Но Фрадкин верить не хотел. У него были основания. Есть еще один свистуновский архив, сказал он.

А что вы про него знаете? Из него еще ничего не обнародовано. Уж я готов больше поверить, что он православием баловался, хотя и это скорее всего чепуха. Но о чем вообще говорить, когда никто этих документов не видел. Дайте хоть сперва разобраться.

Разобраться можно по-разному, не унимался маленький сионист, если все это попадет в руки, например, Беспутину, то, конечно, творчество Свистунова будет окончательно извращено. Вот я и пришел с вами погозорить, как бы это сделать так, чтобы Беспутин до этого архива не добрался.

Привалов вспомнил, что ему говорил утром по телефону Копытман. Ах так, сказал он. Ну это совсем другое дело. Беспутина туда подпускать нельзя. У вас есть какие-то идеи?

Если вы мне обещаете, что не станете скрывать от общественности еврейских мотивов в творчестве Свистунова, то я готов вам помочь обезвредить Беспутина. Ну как, договоримся?

Обещать-то я могу, но если там еврейских мотивов не окажется? Привалову ничего не стоило пообещать. Выполнять обещания не было никакой необходимости. Он только хотел создать у Фрадкина впечатление, что относится к его интриге всерьез. Кроме того, самоуверенность Фрадкина слегка сбила его с толку. А вдруг и в самом деле Свистунов в минуту отчаяния и в предвидении близкого конца вспомнил, что он еврей? Это было бы очень некстати. Привалов быстро-быстро соображал. Получалось так. Если Свистунов в новом архиве обернется евреем, то это очень плохо. Очень несвоевременно. Но загнать эту версию в бутылку будет нетрудно. Православие — лучше, не так опасно в идеологическом плане, но гораздо хуже в личном плане. Придется иметь дело с гораздо более сильными конкурентами. Репутация православного не испортит или почти не испортит кондиции Свистунова как основного фонда, но бороться за контроль над этим фондом придется с очень сильными людьми. Если же новый Свистунов обернется евреем, то ему грозит ускоренный моральный износ. На черном рынке что православие, что еврейство — нет разницы. Там и то, и то капитал. Но Привалов всей душой инстинктивно отталкивался от черного рынка. У Привалова была простая доктрина: черный рынок исключительно для души, то есть только как приложение к официальному статусу. Государственное значение Свистунова должно быть сохранено во что бы то ни стало.

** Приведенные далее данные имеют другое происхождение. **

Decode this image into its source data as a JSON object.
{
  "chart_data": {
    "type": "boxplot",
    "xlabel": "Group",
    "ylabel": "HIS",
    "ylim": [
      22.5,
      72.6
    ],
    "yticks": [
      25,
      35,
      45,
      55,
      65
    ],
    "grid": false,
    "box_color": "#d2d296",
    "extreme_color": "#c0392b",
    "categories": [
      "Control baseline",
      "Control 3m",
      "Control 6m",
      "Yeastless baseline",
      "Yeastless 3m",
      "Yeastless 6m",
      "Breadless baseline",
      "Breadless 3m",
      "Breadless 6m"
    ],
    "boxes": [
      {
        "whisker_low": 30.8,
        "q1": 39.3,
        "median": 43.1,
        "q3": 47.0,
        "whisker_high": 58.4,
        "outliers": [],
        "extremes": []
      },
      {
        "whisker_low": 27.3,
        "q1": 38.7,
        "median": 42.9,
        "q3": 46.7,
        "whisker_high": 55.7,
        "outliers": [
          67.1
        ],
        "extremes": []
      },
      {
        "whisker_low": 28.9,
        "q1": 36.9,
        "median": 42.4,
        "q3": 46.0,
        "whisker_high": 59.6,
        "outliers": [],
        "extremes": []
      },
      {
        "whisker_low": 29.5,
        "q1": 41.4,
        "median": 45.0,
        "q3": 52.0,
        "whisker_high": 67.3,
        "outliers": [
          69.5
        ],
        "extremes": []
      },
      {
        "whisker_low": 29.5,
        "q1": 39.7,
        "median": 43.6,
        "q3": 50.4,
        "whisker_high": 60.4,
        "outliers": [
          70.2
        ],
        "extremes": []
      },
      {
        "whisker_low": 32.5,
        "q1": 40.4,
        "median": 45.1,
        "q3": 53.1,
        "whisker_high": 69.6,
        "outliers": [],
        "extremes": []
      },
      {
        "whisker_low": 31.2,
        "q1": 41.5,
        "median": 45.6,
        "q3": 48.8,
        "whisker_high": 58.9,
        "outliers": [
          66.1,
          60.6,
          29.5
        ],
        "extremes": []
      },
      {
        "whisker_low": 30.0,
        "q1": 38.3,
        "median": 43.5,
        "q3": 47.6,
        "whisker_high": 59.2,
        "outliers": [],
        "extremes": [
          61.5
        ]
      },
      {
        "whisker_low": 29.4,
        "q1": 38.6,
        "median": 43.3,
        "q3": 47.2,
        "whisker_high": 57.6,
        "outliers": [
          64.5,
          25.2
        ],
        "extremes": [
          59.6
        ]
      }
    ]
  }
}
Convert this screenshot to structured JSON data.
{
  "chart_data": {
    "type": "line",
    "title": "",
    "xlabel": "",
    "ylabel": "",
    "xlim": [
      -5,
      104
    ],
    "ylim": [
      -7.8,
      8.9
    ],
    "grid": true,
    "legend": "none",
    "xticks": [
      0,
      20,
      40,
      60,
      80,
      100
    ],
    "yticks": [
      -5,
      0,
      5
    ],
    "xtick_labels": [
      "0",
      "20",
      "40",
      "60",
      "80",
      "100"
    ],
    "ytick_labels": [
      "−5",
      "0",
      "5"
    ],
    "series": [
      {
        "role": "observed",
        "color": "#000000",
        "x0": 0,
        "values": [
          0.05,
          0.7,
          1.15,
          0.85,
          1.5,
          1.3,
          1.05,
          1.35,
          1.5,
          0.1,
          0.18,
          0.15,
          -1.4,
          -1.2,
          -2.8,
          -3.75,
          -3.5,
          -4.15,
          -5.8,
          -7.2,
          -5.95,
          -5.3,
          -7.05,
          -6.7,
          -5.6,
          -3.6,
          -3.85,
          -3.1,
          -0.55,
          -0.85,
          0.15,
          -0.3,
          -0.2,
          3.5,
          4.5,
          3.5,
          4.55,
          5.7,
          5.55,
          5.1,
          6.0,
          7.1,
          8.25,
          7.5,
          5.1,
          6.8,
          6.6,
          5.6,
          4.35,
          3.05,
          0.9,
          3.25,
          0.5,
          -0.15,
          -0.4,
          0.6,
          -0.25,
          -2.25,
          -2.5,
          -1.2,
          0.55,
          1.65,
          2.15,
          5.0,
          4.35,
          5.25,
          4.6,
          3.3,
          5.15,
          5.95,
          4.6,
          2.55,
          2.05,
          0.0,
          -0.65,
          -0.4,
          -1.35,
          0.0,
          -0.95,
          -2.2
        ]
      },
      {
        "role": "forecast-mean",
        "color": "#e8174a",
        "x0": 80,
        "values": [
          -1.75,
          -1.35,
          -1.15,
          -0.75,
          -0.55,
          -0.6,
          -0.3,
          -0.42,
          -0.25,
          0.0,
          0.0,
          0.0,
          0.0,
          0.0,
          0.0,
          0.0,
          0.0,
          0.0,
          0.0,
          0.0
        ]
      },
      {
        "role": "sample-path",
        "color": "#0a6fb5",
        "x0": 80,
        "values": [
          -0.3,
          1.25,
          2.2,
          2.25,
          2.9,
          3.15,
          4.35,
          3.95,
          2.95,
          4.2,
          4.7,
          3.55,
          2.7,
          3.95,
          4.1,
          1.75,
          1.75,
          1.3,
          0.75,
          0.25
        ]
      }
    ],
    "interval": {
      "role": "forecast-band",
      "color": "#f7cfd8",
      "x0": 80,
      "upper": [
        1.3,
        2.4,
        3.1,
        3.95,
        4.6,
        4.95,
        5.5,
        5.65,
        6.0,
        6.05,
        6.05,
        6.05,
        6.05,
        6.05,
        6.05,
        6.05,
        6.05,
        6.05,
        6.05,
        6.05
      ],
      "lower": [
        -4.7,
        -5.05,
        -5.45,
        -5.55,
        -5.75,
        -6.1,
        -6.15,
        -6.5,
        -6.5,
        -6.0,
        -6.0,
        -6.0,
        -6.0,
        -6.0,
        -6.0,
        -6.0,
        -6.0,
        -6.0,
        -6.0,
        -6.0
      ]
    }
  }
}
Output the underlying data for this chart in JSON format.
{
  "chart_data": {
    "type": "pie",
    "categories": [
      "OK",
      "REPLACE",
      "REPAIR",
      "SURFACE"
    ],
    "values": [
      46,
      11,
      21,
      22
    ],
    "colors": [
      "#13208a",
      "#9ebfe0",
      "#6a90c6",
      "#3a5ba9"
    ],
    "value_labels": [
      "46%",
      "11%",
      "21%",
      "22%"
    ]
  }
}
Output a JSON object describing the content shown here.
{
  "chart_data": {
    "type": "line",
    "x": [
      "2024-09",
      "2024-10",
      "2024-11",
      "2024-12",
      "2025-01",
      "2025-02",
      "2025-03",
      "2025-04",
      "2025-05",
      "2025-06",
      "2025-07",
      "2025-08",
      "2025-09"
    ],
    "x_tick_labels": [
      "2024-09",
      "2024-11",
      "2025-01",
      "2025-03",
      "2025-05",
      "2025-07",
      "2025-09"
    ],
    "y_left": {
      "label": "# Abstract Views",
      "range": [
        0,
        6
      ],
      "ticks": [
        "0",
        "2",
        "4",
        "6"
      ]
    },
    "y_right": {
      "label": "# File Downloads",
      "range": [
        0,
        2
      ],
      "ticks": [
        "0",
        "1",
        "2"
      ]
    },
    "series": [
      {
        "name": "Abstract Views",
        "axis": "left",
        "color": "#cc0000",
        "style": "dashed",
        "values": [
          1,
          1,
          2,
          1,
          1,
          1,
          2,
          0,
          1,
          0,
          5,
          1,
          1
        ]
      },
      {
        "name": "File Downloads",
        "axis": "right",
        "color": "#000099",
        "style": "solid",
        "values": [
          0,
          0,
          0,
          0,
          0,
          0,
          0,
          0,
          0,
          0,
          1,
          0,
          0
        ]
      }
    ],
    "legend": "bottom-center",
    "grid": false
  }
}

Пока он все это соображал, Фрадкин разорялся. Привалов только уловил общий смысл: Фрадкин твердо верит, что еврейские мотивы у Свистунова найдутся, если хорошо поискать, и хочет связать Привалова некоторым союзом, который потом обеспечит ему доступ к этим мотивам.

Хорошо, сказал Привалов. Отдам я вам эти еврейские мотивы, пользуйтесь. Может, между прочим, это поможет вам в Израиль уехать.

В Израиль я и так уеду. Тут другое. Не могу же я с пустыми руками ехать, согласился неожиданно легко Фрадкин. Знаете, физикам хорошо, они везде нужны. А гуманитариям гораздо хуже.

Логика Фрадкина показалась Привалову вполне естественной. Он, правда, плохо себе представлял, как долго сможет Фрадкин кормиться Свистуновым в Израиле, но черт его знает. Если там с этими делами, как у нас, то можно будет и в Израиле Свистуновым пробавляться. Его дело. Мне на это наплевать. Израиль далеко, и там они пусть шьют Свистунову сионизм сколько их душе угодно.

Я понимаю, я понимаю, задумчиво сказал Привалов. Хорошо. Вы правы, вы правы, надо устранить Беспутина. Вы случайно не знаете, его не собираются посадить?

Фрадкин хитро прищурился. Посадить его вряд ли возможно. Но дать ему хорошего пинка можно. У меня кое-что на него есть. Что вы, например, скажете на то, что он работал во время войны с немцами, а?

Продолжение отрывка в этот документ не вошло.